Comment by babypuncher

2 years ago

There will always be people who just want to show up in a space and act like an asshole, then cry "censorship" when they are asked to leave.

I kind of want moderators on Reddit to stop moderating just to show how quickly it would kill the platform. Popular subreddits would be overrun with bots and hate speech within a week. Then the real user exodus would begin, meanwhile Reddit has to try and convince their remaining advertisers that bots and racists are worth advertising to.

We already have Twitter doing that, though. Do we have to have ALL established social media hellholes going full toxic simultaneously? I'd rather we didn't.

And yes, that was the first thing I thought of. I saw a user similarly griping about mods, saying "all the mods are rigging all the polls" and then added, "sure, pretend the users are behind you, the mods, the ones who ban them for very little reason or mute them/ignore them for asking valid questions in mod mail."

A picture emerges… bit of a self-report! I'm curious what was 'very little reason' and then how many 'valid questions' were 'asked'. Some people seem to know who their natural enemies are, and they're really clear on wanting those impediments to be removed.

  • Twitter is used as a one-to-many platform though, and I as a user (one of the 'many') can derive value from subscribing to what are essentially blog posts or announcements. I can ignore the chatter if I want to.

    Reddit is all about the forum chat. Having trolls fill that up is more problematic to me as a user looking for value in the chatter.

> I kind of want moderators on Reddit to stop moderating just to show how quickly it would kill the platform.

> Popular subreddits would be overrun with bots and hate speech within a week.

I really just wish there was an unfiltered view with an explanation of why posts were deleted. The lack of transparency is completely unnecessary. It'd be trivial to see if the rumors about mods taking money to curate messages in subs have any substance to them.

If they really are considering allowing users to vote out mods, I'd really like to see better documentation of their activities.

>There will always be people who just want to show up in a space and act like an asshole, then cry "censorship" when they are asked to leave.

Who is an asshole is an opinion. And no one likes being censored. One man's hate speech is another man's basic truism. It's why there is no federal law in America against "hate speech" because there's no objective way to classify it. Your disdain for people who disagree with you says nothing about them and a great deal about you.

  • I don't have much faith that there are people who value true "free speech" these days. I think the term "free speech" is just a rallying cry to allow what I want to say and prevent others from saying things that contradict my views.

    Elon "free speech" Musk recently announced that "cis" is a slur on Twitter but that "deadnaming" trans people isn't, but this is very much an opinion derived from a specific world view and now he is imposing that across the board. Okay, sure, that is his right, he owns the place. But please drop the "free speech" talk when really you just want to elevate your preferred viewpoint over alternatives.

  • It's an opinion... but there is still a somewhat rough sort-of-consensus. It's not what you say; it's how you say it. It's how you treat other people.

    > Your disdain for people who disagree with you says nothing about them and a great deal about you.

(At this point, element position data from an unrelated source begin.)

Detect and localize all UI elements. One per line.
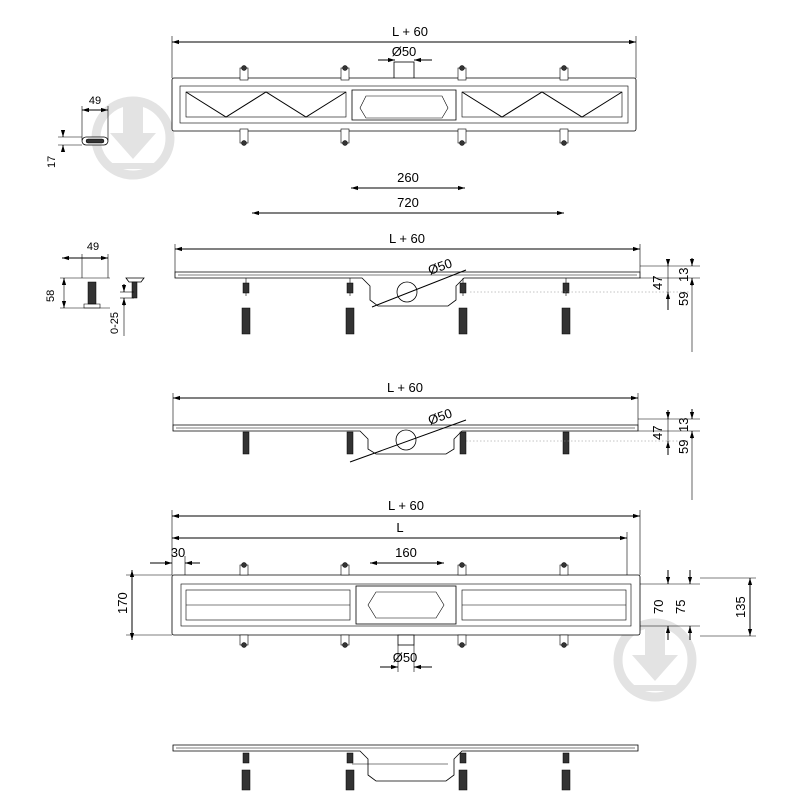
dim-59-label: 59 <box>676 292 691 306</box>
dim-260-label: 260 <box>397 170 419 185</box>
dim-47-label: 47 <box>650 426 665 440</box>
dim-outlet-label: Ø50 <box>393 650 418 665</box>
dim-adjust-label: 0-25 <box>109 312 121 334</box>
small-part-side: 49 58 0-25 <box>45 241 145 336</box>
dim-160-label: 160 <box>395 545 417 560</box>
dim-total-label: L + 60 <box>387 380 423 395</box>
dim-total-label: L + 60 <box>388 498 424 513</box>
dim-total-label: L + 60 <box>389 231 425 246</box>
dim-70-label: 70 <box>651 600 666 614</box>
dim-total-label: L + 60 <box>392 24 428 39</box>
dim-L-label: L <box>396 520 403 535</box>
dim-47-label: 47 <box>650 276 665 290</box>
dim-width-label: 49 <box>87 241 99 253</box>
side-view-2: L + 60 Ø50 47 13 59 <box>172 380 700 500</box>
dim-59-label: 59 <box>676 440 691 454</box>
plan-view: L + 60 L 30 160 <box>115 498 756 672</box>
download-arrow-icon <box>613 618 697 702</box>
side-view-1: L + 60 Ø50 47 13 59 <box>174 231 700 352</box>
dim-75-label: 75 <box>673 600 688 614</box>
dim-135-label: 135 <box>733 596 748 618</box>
dim-170-label: 170 <box>115 592 130 614</box>
dim-outlet-label: Ø50 <box>392 44 417 59</box>
dim-13-label: 13 <box>676 418 691 432</box>
dim-13-label: 13 <box>676 268 691 282</box>
dim-height-label: 58 <box>45 290 57 302</box>
dim-outlet-label: Ø50 <box>426 405 454 428</box>
top-view: L + 60 Ø50 26 <box>171 24 637 216</box>
dim-30-label: 30 <box>171 545 185 560</box>
dim-height-label: 17 <box>46 156 58 168</box>
small-part-top: 49 17 <box>46 95 109 168</box>
dim-720-label: 720 <box>397 195 419 210</box>
dim-width-label: 49 <box>89 95 101 107</box>
bottom-side-view <box>172 744 639 791</box>
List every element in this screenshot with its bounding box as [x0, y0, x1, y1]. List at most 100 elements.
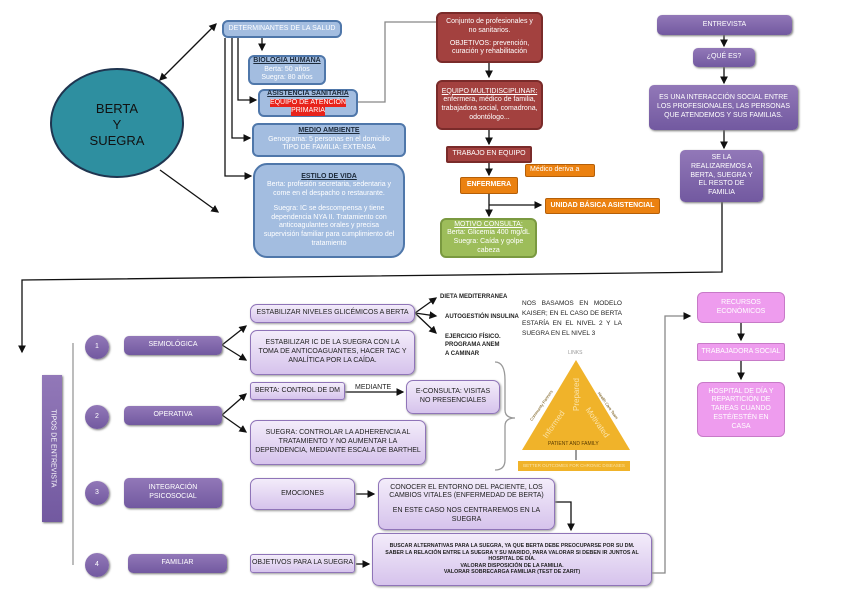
motivo-text: Berta: Glicemia 400 mg/dL	[447, 229, 530, 237]
autogestion-text: AUTOGESTIÓN INSULINA	[445, 314, 519, 320]
conocer-text: CONOCER EL ENTORNO DEL PACIENTE, LOS CAM…	[389, 483, 544, 500]
tipos-title: TIPOS DE ENTREVISTA	[49, 409, 57, 488]
tipo-number: 1	[85, 335, 109, 359]
mediante-label: MEDIANTE	[355, 384, 392, 391]
determinantes-box: DETERMINANTES DE LA SALUD	[222, 20, 342, 38]
berta-control-text: BERTA: CONTROL DE DM	[254, 386, 341, 394]
motivo-text: Suegra: Caída y golpe cabeza	[453, 238, 524, 254]
multi-text: enfermera, médico de familia, trabajador…	[441, 96, 538, 121]
tipo-familiar: FAMILIAR	[128, 554, 227, 573]
kaiser-text: NOS BASAMOS EN MODELO KAISER; EN EL CASO…	[522, 300, 622, 338]
entrevista-title: ENTREVISTA	[702, 20, 747, 28]
center-line: BERTA	[95, 100, 139, 116]
tipo-label: OPERATIVA	[153, 411, 193, 419]
tipo-psicosocial: INTEGRACIÓN PSICOSOCIAL	[124, 478, 222, 508]
tipo-label: FAMILIAR	[161, 559, 194, 567]
asistencia-highlight: EQUIPO DE ATENCIÓN	[269, 98, 347, 108]
ejercicio-text: EJERCICIO FÍSICO. PROGRAMA ANEM A CAMINA…	[445, 334, 501, 357]
estilo-title: ESTILO DE VIDA	[301, 172, 357, 180]
tipo-number-text: 4	[95, 560, 99, 568]
dieta-text: DIETA MEDITERRANEA	[440, 294, 508, 300]
conjunto-text: Conjunto de profesionales y no sanitario…	[446, 18, 533, 34]
multidisciplinar-box: EQUIPO MULTIDISCIPLINAR:enfermera, médic…	[436, 80, 543, 130]
tipo-label: SEMIOLÓGICA	[148, 341, 198, 349]
estilo-text: Berta: profesión secretaria, sedentaria …	[266, 181, 392, 197]
asistencia-title: ASISTENCIA SANITARIA	[267, 89, 349, 97]
medico-deriva-label: Médico deriva a	[525, 164, 595, 177]
buscar-box: BUSCAR ALTERNATIVAS PARA LA SUEGRA, YA Q…	[372, 533, 652, 586]
motivo-title: MOTIVO CONSULTA:	[454, 220, 523, 228]
center-line: SUEGRA	[89, 133, 145, 149]
unidad-text: UNIDAD BÁSICA ASISTENCIAL	[550, 201, 655, 209]
medio-text: TIPO DE FAMILIA: EXTENSA	[282, 144, 376, 152]
berta-control-box: BERTA: CONTROL DE DM	[250, 382, 345, 400]
familiar-line: BUSCAR ALTERNATIVAS PARA LA SUEGRA, YA Q…	[389, 542, 635, 549]
tipo-number: 4	[85, 553, 109, 577]
centraremos-text: EN ESTE CASO NOS CENTRAREMOS EN LA SUEGR…	[392, 507, 541, 523]
objetivos-suegra-box: OBJETIVOS PARA LA SUEGRA	[250, 554, 355, 573]
tipo-number: 2	[85, 405, 109, 429]
hospital-text: HOSPITAL DE DÍA Y REPARTICIÓN DE TAREAS …	[708, 387, 774, 430]
se-la-box: SE LA REALIZAREMOS A BERTA, SUEGRA Y EL …	[680, 150, 763, 202]
glicemicos-text: ESTABILIZAR NIVELES GLICÉMICOS A BERTA	[256, 309, 409, 317]
objetivos-text: OBJETIVOS: prevención, curación y rehabi…	[449, 39, 530, 56]
determinantes-title: DETERMINANTES DE LA SALUD	[228, 24, 336, 32]
definicion-text: ES UNA INTERACCIÓN SOCIAL ENTRE LOS PROF…	[656, 94, 791, 119]
tipo-number-text: 1	[95, 342, 99, 350]
unidad-box: UNIDAD BÁSICA ASISTENCIAL	[545, 198, 660, 214]
enfermera-text: ENFERMERA	[466, 181, 512, 189]
conocer-box: CONOCER EL ENTORNO DEL PACIENTE, LOS CAM…	[378, 478, 555, 530]
entrevista-box: ENTREVISTA	[657, 15, 792, 35]
center-line: Y	[112, 116, 122, 132]
tipo-semiologica: SEMIOLÓGICA	[124, 336, 222, 355]
motivo-box: MOTIVO CONSULTA:Berta: Glicemia 400 mg/d…	[440, 218, 537, 258]
tipo-number-text: 2	[95, 412, 99, 420]
medico-deriva-text: Médico deriva a	[530, 166, 580, 174]
center-ellipse	[50, 68, 184, 178]
biologia-text: Suegra: 80 años	[261, 74, 313, 82]
trabajadora-box: TRABAJADORA SOCIAL	[697, 343, 785, 361]
kaiser-triangle	[522, 360, 630, 450]
biologia-text: Berta: 50 años	[264, 65, 310, 73]
trabajo-box: TRABAJO EN EQUIPO	[446, 146, 532, 163]
que-es-text: ¿QUÉ ES?	[706, 53, 742, 61]
tipo-label: INTEGRACIÓN PSICOSOCIAL	[148, 484, 198, 500]
se-la-text: SE LA REALIZAREMOS A BERTA, SUEGRA Y EL …	[690, 154, 753, 197]
objetivos-suegra-text: OBJETIVOS PARA LA SUEGRA	[251, 559, 353, 567]
ic-box: ESTABILIZAR IC DE LA SUEGRA CON LA TOMA …	[250, 330, 415, 375]
suegra-control-box: SUEGRA: CONTROLAR LA ADHERENCIA AL TRATA…	[250, 420, 426, 465]
familiar-line: SABER LA RELACIÓN ENTRE LA SUEGRA Y SU M…	[385, 549, 639, 563]
asistencia-highlight: PRIMARIA	[291, 107, 325, 117]
outcomes-bar: BETTER OUTCOMES FOR CHRONIC DISEASES	[518, 461, 630, 471]
familiar-line: VALORAR SOBRECARGA FAMILIAR (TEST DE ZAR…	[443, 569, 581, 576]
estilo-text: Suegra: IC se descompensa y tiene depend…	[263, 204, 395, 247]
hospital-box: HOSPITAL DE DÍA Y REPARTICIÓN DE TAREAS …	[697, 382, 785, 437]
outcomes-text: BETTER OUTCOMES FOR CHRONIC DISEASES	[523, 463, 625, 469]
que-es-box: ¿QUÉ ES?	[693, 48, 755, 67]
econsulta-box: E-CONSULTA: VISITAS NO PRESENCIALES	[406, 380, 500, 414]
trabajadora-text: TRABAJADORA SOCIAL	[701, 347, 781, 355]
conjunto-box: Conjunto de profesionales y no sanitario…	[436, 12, 543, 63]
emociones-text: EMOCIONES	[281, 489, 324, 497]
emociones-box: EMOCIONES	[250, 478, 355, 510]
multi-title: EQUIPO MULTIDISCIPLINAR:	[441, 87, 538, 95]
links-label: LINKS	[568, 350, 583, 356]
tipo-number: 3	[85, 481, 109, 505]
prepared-label: Prepared	[571, 378, 581, 411]
patient-label: PATIENT AND FAMILY	[548, 441, 599, 447]
enfermera-box: ENFERMERA	[460, 177, 518, 194]
medio-title: MEDIO AMBIENTE	[298, 126, 360, 134]
tipos-bar: TIPOS DE ENTREVISTA	[42, 375, 62, 522]
recursos-box: RECURSOS ECONÓMICOS	[697, 292, 785, 323]
medio-text: Genograma: 5 personas en el domicilio	[268, 135, 390, 143]
tipo-number-text: 3	[95, 488, 99, 496]
biologia-title: BIOLOGIA HUMANA	[253, 56, 321, 64]
ic-text: ESTABILIZAR IC DE LA SUEGRA CON LA TOMA …	[258, 339, 407, 364]
econsulta-text: E-CONSULTA: VISITAS NO PRESENCIALES	[415, 388, 491, 404]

    You totally miss the point. It's not that they say things that people disagree with. It's that they're being a jerk. And then, often, when they get booted, they say "you censor people who disagree!" No, we don't. We get rid of jerks because they're being jerks, not because of their ideas.

    • >It's that they're being a jerk.

      People define others whose opinions they don't share as "being a jerk" when they're just saying something they don't like, all the time.

  • > It's why there is no federal law in America against "hate speech" because there's no objective way to classify it.

    I actually think there is an objective way of classifying certain undesirable behaviors. In my own communities, we don't allow comments or content that denigrates other people based on their immutable personal characteristics. These would be things like race, nationality, or sexual orientation. These are attributes people are born with, and to treat anyone unfairly for not being born with the right values assigned to the attributes is fundamentally wrong.

    But ultimately that doesn't matter. The reason we don't have federal laws against hate speech is because we as a society have decided it is not the government's place to tell people what they can or cannot say, regardless of how abhorrent we may find some of that speech. And this is a position I will vehemently defend.

    However, a guy running an internet forum is not the government. The same expectations and rules do not apply to them, because nobody is forced to live under their regime. Ergo, it is not unrealistic for individual communities to form and enforce their own social code of conduct. What people in community A consider "asshole" behavior may not align with the beliefs of community B, and that is perfectly fine, because nobody is forced to engage with either. People shoose which online communities they want to engage with. People don't choose what country they are born in.